Avec ses 1m80 et 68 kilos, Benjamin est un boxeur stratège et c’est ce qu’il aime dans son sport : « La boxe n’est pas un sport de brutes comme on le pense souvent. Il faut être réfléchi comme lorsqu’on joue aux échecs, il faut avoir une stratégie. » Le Néracais attend, observe son adversaire et fait régulièrement mouche.
En passant professionnel, Benjamin se fixe de nouveaux objectifs : le boxeur se laisse deux ans pour décrocher le titre de champion de France dans sa catégorie « welters » (compris entre 63,5 et 69 kilos – Ndlr). Benjamin espère que ce titre attirera les sponsors et lui permettra d’envisager de réellement vivre de sa passion et pourquoi pas un jour « aller décrocher un titre de champion du monde ». En attendant, Benjamin doit multiplier les combats. Le prochain se déroulera le 5 mai à Cugnaux.

M.P

*Boxe pro VS boxe amateur
À savoir : la boxe professionnelle se différencie de la boxe amateur plus connue du grand public. Les boxeurs évoluant en équipe de France sont principalement des boxeurs amateurs, cela ne définissant pas le niveau des sportifs. Ces derniers disputant leur combat en trois rounds de trois minutes, contrairement aux pro qui peuvent en découdre pendant douze reprises. Le comptage ne s’effectue pas de la même manière, les amateurs portent un casque… Aux Jeux Olympiques de Rio, les boxeurs professionnels, jusqu’alors exclus des rings olympiques ont pu y participer. Une décision qui avait créée la polémique tant les deux boxes sont différentes et l’épreuve olympique étant au format amateur.
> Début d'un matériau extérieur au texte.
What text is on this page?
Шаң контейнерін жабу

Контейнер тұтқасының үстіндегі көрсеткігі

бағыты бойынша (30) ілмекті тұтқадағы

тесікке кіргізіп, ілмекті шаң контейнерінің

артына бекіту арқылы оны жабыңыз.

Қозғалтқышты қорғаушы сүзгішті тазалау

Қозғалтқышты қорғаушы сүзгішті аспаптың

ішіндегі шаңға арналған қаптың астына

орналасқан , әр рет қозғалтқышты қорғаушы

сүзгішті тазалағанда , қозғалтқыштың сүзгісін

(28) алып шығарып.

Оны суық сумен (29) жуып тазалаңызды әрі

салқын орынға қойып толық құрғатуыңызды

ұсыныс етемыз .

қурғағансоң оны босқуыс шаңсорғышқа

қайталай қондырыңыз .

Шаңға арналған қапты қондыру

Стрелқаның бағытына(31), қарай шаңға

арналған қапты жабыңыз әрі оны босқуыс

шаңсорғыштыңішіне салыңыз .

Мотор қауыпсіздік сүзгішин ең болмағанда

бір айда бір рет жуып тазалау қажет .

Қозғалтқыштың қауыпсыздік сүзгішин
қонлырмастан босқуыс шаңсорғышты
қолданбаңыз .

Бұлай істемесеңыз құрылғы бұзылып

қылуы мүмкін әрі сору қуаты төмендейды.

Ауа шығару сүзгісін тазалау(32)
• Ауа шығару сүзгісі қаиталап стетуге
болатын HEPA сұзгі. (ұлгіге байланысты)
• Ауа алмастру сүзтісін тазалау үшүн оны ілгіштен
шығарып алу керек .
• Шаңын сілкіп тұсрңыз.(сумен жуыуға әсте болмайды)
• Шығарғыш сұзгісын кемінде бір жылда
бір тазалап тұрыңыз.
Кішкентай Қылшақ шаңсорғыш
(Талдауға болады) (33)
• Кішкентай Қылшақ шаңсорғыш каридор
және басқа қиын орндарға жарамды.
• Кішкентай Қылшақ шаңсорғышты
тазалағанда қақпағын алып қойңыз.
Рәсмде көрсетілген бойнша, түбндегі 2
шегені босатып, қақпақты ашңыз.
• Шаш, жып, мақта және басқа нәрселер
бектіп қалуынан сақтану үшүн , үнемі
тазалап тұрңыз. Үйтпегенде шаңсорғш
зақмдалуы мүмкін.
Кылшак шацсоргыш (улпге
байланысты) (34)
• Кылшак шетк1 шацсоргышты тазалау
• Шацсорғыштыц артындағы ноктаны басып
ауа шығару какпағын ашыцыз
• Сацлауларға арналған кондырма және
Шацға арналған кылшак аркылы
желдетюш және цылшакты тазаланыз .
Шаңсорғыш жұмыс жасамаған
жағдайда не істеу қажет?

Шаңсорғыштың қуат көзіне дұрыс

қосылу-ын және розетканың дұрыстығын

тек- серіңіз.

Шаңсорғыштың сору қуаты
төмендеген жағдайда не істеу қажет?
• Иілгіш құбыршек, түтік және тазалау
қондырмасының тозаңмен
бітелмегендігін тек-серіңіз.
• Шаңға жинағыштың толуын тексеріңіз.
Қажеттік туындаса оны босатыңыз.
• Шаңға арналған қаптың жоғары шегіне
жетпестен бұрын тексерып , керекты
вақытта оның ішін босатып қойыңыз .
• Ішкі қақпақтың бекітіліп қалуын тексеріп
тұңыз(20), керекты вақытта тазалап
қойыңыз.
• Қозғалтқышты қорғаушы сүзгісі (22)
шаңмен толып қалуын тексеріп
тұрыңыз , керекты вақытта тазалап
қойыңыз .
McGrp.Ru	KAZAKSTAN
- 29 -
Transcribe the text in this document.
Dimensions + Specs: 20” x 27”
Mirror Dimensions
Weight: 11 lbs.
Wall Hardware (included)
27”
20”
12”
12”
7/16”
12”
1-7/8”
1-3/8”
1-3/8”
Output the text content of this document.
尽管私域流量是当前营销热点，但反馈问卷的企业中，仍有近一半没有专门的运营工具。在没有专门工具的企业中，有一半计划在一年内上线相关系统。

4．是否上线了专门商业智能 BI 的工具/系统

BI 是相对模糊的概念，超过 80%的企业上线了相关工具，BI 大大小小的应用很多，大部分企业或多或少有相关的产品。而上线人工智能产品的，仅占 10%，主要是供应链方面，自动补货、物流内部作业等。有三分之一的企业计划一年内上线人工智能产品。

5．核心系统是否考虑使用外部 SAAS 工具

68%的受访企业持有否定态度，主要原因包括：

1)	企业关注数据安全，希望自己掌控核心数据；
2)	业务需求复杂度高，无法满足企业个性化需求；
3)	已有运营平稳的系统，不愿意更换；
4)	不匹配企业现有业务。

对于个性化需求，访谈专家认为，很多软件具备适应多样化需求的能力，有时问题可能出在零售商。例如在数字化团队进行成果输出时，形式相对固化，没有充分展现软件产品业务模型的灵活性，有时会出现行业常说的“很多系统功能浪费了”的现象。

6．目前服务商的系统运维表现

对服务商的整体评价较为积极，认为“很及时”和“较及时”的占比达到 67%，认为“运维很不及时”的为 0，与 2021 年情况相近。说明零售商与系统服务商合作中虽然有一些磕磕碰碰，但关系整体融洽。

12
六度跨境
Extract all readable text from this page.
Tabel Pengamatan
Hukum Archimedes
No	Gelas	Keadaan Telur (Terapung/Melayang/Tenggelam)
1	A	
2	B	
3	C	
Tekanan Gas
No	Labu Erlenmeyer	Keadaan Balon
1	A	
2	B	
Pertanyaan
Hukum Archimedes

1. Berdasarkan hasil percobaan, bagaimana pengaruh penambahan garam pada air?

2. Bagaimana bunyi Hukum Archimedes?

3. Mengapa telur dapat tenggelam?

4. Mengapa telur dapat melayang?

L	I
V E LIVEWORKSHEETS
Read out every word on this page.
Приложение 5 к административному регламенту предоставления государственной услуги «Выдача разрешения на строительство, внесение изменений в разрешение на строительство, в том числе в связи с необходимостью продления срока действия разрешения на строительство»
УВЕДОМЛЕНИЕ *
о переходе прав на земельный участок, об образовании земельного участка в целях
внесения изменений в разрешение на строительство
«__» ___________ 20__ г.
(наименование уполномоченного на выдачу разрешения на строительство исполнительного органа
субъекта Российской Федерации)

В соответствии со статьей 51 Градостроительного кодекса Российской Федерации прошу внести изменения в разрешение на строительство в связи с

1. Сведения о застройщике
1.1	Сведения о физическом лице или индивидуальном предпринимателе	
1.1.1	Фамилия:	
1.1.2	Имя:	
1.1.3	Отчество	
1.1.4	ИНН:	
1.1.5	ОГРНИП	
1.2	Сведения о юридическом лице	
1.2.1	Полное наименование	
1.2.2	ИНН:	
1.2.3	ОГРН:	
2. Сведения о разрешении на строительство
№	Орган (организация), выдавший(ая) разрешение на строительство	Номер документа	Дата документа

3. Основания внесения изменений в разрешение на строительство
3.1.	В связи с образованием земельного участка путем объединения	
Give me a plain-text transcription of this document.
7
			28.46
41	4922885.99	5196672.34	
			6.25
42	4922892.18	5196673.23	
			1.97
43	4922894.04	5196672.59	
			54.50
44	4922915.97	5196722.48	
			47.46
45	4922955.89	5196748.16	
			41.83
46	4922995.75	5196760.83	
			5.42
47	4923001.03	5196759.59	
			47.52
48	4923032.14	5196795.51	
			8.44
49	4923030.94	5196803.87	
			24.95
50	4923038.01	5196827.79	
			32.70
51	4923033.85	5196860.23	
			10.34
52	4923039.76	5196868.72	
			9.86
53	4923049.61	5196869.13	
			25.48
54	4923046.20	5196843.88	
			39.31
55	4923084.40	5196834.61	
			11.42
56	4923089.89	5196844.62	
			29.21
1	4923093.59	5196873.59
Les professionnels n’ont d’ailleurs remporté aucun titre.

Lucas perd son titre de champion de France sur une décision partagée

Le week-end dernier avaient lieu les championnats de France de boxe anglaise à Bourgoin-Jallieu, en Isère. Lucas Veilleroy participait pour la quatrième fois consécutive aux phases finales. Quart de finaliste cadet en 2015, il avait dû déclarer forfait à cause d’une blessure à l’épaule, avant en 2016 devenir champion de France cadet et champion de France junior en 2017. Le Néracais remettait donc son titre en jeu, le week-end dernier. Sur décision arbitrale (deux juges à un), Lucas s’incline en demi-finale. Une décision qui peut-être contestée selon son entraîneur toulousain, Mohamed Bennama : « Je vois Lucas gagner les deux premiers rounds. c’est vrai que le combat a été très physique et qu’il y a eu chez Lucas une petite baisse de régime dans le troisième round. Mais jamais de la vie il ne perd ce combat. Même le délégué responsable des championnats m’a dit que cette décision était honteuse. »
Déçu mais pas abattu, Lucas pense déjà au tournoi international des Vikings auquel il participera les 20, 21 et 22 avril à Carentan, en Normandie.